Just as unsettling is the testimony of acolytes who to this day believe Koresh did no wrong. Kathy Schroeder says it was an honour to be selected to sleep with Koresh at the end of one of his all-night bible study sessions. “It was exciting to be alone with God,” she says. She remembers planning to kill herself in the event of the authorities breaching the compound.
“If [the FBI] had entered the building, we would all commit suicide,” she says. “There was an actual grenade handed to me because I was the one woman that could have pulled that pin and killed the four or five women in the room that I was in. It wasn’t a matter of, ‘How is this affecting me as a person?’ because, I’m not a person, I’m God’s tool.”

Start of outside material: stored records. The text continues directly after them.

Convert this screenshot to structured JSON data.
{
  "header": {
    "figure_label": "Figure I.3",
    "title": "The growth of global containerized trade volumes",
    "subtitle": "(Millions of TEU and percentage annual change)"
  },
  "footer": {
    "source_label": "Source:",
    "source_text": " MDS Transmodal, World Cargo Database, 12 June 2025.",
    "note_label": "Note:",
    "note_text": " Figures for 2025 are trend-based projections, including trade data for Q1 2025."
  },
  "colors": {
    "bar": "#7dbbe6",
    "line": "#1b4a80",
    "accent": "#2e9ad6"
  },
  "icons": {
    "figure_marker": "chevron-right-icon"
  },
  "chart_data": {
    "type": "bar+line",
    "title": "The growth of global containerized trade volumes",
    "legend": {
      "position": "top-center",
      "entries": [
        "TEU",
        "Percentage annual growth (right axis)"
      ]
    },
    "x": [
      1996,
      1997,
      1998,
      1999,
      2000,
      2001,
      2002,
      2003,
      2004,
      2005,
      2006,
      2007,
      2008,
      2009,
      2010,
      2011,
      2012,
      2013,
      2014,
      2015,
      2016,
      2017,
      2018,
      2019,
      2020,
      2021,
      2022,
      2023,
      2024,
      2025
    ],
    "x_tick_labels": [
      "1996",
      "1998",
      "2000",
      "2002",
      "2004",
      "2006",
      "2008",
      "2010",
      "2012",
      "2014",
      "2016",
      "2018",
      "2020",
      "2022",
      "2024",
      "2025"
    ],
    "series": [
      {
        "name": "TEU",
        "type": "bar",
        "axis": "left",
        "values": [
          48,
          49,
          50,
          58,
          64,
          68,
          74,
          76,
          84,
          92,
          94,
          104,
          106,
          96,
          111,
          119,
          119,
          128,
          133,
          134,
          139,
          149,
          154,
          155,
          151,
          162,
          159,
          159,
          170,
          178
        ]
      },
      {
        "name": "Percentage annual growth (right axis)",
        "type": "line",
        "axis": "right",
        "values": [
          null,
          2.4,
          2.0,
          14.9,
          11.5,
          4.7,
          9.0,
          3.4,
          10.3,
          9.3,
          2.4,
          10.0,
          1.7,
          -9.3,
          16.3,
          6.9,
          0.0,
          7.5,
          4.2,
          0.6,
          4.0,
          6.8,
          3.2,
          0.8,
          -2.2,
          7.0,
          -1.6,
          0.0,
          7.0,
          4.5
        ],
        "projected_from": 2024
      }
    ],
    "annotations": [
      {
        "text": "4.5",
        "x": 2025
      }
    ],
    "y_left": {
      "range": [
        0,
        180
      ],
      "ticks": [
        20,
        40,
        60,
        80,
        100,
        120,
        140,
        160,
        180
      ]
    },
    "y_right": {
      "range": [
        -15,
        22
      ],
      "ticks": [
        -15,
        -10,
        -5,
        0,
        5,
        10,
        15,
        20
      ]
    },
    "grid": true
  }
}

American Apocalypse tells the story of the siege minute by minute – from the ATF raid in which four officers were killed to the fires that engulfed the building as the Feds flooded it with tear gas (Koresh’s followers deny starting the blazes). One way or another, it feels inevitable that the siege would end in disaster. Death and mayhem certainly seem to have been Koresh’s desired outcome. The question that lingers is whether more lives might have been saved.
Perhaps, says FBI rescue sniper Chris Whitcomb, who recalls having Koresh in his sights early in the stand-off. “If I shoot him here, now, it’s over. They all come out. I’ll go to jail for the rest of my life, but I save 90 lives. ... Do I think about it a lot? Hell, yeah.”